Cache-Friendly Layout

Reorder tensors for sequential memory access. Dramatic speedup on CPU.


Quantized Matrix Multiply

Custom AVX2/AVX512 kernels for INT4/INT8 GEMM. 4-8× faster than naive C.



Performance

M2 Max (Metal):
- 7B Q4_K_M: ~40 tokens/sec - 13B Q4_K_M: ~25 tokens/sec

AMD 5950X (16-core):
- 7B Q4_K_M: ~30 tokens/sec - 13B Q4_K_M: ~15 tokens/sec



Common Interview Questions

Q1: Why GGUF instead of safetensors or PyTorch?
A: GGUF designed for inference, not training. Memory-mapped loading, quantization metadata embedded, optimized for llama.cpp ecosystem.


Q2: What's memory mapping and why does it matter?
A: OS maps file directly to virtual memory. Model loads "instantly" because data stays on disk until accessed. Enables running larger models than RAM.

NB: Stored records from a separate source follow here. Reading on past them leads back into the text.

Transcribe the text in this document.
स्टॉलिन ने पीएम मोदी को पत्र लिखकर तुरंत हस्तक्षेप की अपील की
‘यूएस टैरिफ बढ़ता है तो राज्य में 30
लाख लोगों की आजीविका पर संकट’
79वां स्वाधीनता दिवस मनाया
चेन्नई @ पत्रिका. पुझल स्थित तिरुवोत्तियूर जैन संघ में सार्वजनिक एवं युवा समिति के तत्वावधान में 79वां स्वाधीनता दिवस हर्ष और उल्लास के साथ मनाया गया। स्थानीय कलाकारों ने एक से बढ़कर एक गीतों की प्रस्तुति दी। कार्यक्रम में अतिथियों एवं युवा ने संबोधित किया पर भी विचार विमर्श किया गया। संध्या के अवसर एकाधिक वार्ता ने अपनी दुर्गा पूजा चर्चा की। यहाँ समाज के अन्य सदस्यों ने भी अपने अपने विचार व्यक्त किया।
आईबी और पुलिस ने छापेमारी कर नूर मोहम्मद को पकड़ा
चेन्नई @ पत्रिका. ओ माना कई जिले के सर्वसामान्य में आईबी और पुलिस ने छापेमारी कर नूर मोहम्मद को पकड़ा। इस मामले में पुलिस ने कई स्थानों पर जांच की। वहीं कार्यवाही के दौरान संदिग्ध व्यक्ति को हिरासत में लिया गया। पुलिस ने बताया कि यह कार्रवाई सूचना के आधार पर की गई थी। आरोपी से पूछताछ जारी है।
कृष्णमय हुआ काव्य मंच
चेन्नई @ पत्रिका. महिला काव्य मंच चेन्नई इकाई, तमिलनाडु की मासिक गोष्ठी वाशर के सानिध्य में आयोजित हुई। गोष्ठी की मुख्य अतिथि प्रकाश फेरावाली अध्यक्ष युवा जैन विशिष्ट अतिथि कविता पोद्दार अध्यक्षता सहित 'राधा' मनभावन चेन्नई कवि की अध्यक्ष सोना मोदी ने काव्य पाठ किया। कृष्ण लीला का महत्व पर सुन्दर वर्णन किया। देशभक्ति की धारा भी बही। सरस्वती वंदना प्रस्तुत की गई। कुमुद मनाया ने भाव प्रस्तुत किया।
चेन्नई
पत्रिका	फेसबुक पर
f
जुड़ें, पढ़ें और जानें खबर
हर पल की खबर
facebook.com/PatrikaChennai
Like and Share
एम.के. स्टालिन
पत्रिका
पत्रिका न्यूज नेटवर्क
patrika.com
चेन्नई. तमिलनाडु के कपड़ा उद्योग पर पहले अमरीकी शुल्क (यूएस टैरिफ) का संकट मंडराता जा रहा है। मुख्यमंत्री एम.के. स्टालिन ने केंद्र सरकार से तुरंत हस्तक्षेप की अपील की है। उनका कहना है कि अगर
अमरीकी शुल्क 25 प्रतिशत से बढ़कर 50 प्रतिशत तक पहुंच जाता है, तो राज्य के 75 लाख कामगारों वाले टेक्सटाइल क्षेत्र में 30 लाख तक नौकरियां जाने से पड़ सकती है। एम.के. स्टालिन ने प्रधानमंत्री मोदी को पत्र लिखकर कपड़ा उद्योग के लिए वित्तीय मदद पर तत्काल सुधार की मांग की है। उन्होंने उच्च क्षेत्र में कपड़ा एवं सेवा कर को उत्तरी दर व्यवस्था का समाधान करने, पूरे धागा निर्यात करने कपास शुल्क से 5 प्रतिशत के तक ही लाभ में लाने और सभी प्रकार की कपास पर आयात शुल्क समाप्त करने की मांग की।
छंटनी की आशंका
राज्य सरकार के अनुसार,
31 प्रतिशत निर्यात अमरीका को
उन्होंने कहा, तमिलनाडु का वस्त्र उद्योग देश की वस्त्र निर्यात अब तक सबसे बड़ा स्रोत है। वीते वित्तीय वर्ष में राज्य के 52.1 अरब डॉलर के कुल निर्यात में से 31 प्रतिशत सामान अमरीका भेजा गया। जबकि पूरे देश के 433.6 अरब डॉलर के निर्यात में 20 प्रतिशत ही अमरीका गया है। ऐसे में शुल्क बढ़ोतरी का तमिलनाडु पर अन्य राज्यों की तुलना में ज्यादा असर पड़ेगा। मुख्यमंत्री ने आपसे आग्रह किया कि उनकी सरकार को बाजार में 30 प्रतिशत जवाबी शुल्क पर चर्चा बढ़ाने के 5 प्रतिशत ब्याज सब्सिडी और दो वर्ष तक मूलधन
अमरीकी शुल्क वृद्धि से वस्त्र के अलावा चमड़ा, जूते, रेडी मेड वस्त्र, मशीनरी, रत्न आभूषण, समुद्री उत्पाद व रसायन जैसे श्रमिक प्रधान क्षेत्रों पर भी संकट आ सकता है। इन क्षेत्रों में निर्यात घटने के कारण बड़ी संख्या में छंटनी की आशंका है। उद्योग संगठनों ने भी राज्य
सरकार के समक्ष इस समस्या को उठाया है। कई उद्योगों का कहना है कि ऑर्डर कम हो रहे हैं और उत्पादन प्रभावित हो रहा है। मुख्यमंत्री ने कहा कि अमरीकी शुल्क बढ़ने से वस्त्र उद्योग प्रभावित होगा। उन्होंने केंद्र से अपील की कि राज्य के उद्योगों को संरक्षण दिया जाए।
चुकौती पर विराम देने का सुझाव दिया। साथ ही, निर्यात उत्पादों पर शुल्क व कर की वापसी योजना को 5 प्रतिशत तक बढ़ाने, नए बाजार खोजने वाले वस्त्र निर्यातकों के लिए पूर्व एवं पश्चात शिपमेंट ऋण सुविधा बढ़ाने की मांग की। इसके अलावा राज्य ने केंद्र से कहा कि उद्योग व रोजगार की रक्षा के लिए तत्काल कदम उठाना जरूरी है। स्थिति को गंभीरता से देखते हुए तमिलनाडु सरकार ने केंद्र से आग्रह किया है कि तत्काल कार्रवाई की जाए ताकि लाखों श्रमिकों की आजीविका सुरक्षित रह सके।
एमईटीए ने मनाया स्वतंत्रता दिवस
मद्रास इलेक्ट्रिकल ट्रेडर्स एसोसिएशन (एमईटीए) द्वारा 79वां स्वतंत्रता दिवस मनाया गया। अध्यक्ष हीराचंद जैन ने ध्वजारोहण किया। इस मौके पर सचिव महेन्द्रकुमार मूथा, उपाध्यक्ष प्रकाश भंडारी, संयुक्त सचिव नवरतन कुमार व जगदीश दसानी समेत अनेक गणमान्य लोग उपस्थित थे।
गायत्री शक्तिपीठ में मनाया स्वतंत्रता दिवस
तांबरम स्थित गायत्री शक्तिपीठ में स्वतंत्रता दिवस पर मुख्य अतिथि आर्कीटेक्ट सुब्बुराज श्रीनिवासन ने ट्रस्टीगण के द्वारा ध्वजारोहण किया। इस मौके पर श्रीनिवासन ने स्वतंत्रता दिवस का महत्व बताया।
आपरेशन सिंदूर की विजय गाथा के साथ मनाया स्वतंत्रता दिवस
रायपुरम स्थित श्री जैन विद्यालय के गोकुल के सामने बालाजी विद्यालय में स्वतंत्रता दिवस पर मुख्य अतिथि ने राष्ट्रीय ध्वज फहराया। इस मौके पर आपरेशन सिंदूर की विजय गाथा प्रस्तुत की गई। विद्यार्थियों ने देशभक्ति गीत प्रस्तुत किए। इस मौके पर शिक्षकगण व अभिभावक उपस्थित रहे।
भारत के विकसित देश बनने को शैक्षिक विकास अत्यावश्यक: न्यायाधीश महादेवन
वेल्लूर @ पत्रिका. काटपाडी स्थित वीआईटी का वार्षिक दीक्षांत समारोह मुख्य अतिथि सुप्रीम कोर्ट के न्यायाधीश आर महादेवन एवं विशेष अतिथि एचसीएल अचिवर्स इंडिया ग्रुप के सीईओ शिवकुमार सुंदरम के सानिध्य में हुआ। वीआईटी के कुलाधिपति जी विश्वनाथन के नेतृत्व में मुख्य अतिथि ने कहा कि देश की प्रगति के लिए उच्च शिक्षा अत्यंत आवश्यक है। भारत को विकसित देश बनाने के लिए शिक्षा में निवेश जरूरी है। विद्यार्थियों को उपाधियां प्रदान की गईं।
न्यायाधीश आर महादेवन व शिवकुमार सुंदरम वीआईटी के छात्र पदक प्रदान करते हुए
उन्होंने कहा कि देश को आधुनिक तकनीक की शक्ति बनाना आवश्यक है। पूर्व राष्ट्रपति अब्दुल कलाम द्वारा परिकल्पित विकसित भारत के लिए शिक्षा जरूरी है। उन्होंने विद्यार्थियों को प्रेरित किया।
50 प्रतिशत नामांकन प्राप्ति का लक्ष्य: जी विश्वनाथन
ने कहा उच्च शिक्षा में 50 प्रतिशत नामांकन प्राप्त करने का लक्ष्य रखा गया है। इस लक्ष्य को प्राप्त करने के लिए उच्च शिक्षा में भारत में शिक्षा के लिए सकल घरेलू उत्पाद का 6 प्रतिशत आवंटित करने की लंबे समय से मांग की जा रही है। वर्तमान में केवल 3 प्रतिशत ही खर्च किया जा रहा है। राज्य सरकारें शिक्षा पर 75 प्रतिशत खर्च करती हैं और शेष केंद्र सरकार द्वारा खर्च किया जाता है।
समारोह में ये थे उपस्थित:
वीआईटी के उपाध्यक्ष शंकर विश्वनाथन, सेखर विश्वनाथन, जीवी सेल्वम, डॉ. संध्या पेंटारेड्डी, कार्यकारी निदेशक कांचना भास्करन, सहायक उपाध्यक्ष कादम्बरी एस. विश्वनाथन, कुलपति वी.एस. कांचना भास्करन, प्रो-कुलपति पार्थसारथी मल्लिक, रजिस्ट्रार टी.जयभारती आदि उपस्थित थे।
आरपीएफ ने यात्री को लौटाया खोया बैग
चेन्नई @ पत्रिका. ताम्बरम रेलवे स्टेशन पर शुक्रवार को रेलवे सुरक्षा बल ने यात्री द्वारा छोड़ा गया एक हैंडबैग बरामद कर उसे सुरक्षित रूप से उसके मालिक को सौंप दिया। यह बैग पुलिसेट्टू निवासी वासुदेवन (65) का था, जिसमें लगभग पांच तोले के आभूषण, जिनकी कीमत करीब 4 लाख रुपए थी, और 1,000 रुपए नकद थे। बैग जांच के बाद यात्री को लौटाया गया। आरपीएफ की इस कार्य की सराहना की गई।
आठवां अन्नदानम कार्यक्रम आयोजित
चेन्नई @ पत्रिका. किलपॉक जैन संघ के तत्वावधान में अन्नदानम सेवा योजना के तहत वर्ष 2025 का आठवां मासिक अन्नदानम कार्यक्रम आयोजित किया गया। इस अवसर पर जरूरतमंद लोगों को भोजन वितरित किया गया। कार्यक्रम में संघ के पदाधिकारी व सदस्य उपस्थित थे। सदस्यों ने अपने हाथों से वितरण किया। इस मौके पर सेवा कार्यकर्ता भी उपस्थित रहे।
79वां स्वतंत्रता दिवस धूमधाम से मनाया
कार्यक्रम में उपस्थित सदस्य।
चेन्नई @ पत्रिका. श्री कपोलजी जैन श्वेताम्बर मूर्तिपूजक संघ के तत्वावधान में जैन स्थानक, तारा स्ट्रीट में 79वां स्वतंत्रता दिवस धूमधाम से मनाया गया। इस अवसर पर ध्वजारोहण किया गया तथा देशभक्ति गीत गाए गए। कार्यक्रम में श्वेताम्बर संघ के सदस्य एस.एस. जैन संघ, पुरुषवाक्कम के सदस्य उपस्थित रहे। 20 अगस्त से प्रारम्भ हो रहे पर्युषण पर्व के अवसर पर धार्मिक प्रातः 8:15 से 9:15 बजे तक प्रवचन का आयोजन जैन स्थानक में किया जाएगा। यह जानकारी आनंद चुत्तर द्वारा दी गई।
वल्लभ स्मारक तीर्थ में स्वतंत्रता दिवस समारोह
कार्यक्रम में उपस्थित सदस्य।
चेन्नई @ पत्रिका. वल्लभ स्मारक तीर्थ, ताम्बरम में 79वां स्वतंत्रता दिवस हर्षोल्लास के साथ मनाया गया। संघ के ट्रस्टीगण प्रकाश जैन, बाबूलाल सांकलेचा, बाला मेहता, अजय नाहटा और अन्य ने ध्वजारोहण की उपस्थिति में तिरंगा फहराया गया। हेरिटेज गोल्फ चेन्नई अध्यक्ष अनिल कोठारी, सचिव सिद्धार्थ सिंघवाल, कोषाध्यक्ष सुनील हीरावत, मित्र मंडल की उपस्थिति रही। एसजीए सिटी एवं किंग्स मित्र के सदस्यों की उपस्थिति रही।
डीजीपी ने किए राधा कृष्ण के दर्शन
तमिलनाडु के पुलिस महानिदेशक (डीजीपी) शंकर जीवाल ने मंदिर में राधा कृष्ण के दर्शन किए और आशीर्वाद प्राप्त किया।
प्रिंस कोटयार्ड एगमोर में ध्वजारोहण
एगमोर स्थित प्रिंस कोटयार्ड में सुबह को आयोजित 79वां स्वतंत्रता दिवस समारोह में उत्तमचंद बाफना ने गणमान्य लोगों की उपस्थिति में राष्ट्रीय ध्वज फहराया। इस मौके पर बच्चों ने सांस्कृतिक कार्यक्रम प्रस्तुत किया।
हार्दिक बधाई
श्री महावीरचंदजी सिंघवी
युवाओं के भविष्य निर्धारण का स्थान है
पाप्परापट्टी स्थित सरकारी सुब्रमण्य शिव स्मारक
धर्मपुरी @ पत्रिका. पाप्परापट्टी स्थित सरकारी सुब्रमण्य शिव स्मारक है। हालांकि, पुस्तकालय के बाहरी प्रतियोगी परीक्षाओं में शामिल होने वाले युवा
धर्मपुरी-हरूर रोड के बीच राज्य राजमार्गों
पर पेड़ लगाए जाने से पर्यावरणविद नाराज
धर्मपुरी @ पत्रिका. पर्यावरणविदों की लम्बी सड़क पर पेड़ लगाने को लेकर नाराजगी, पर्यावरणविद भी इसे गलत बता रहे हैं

Q3: Why CPU inference for LLMs?
A: Consumer hardware accessibility. Most users don't have high-end GPUs. CPUs have large memory, enabling bigger models with quantization.


Q4: What's the quality difference between Q4_K_M and Q8_0?
A: Q8_0: ~99% of FP16 quality. Q4_K_M: ~95-97%. For chat, Q4_K_M usually indistinguishable. For precise tasks, Q8_0 safer.


Q5: How do K-quants improve on original Q4_0?
A: Better block structure, per-block scales and mins, optimized for specific bit rates. Q4_K_M beats Q4_0 quality while being similar size.


Q6: Can GGUF models be used outside llama.cpp?
A: Yes. Libraries: llama-cpp-python (Python), whisper.cpp (audio), GPT4All, Ollama, LM Studio all support GGUF.


Q7: What's the tradeoff between Q4_K_S and Q4_K_M?
A: Q4_K_S: Smaller (~4.0 bpw), faster. Q4_K_M: Slightly larger (~4.5 bpw), better quality. Difference: ~0.3 PPL for 7B models.


Q8: Why multiple quantization types instead of just one?
A: Different hardware, use cases, quality requirements. Q2_K for extreme memory constraints, Q6_K for quality-critical applications, Q4_K_M for general use.


Q9: What's "bpw" (bits per weight)?
A: Effective bits including quantization metadata overhead. Q4_K_M is labeled "4-bit" but actually ~4.5 bpw due to scales/mins storage.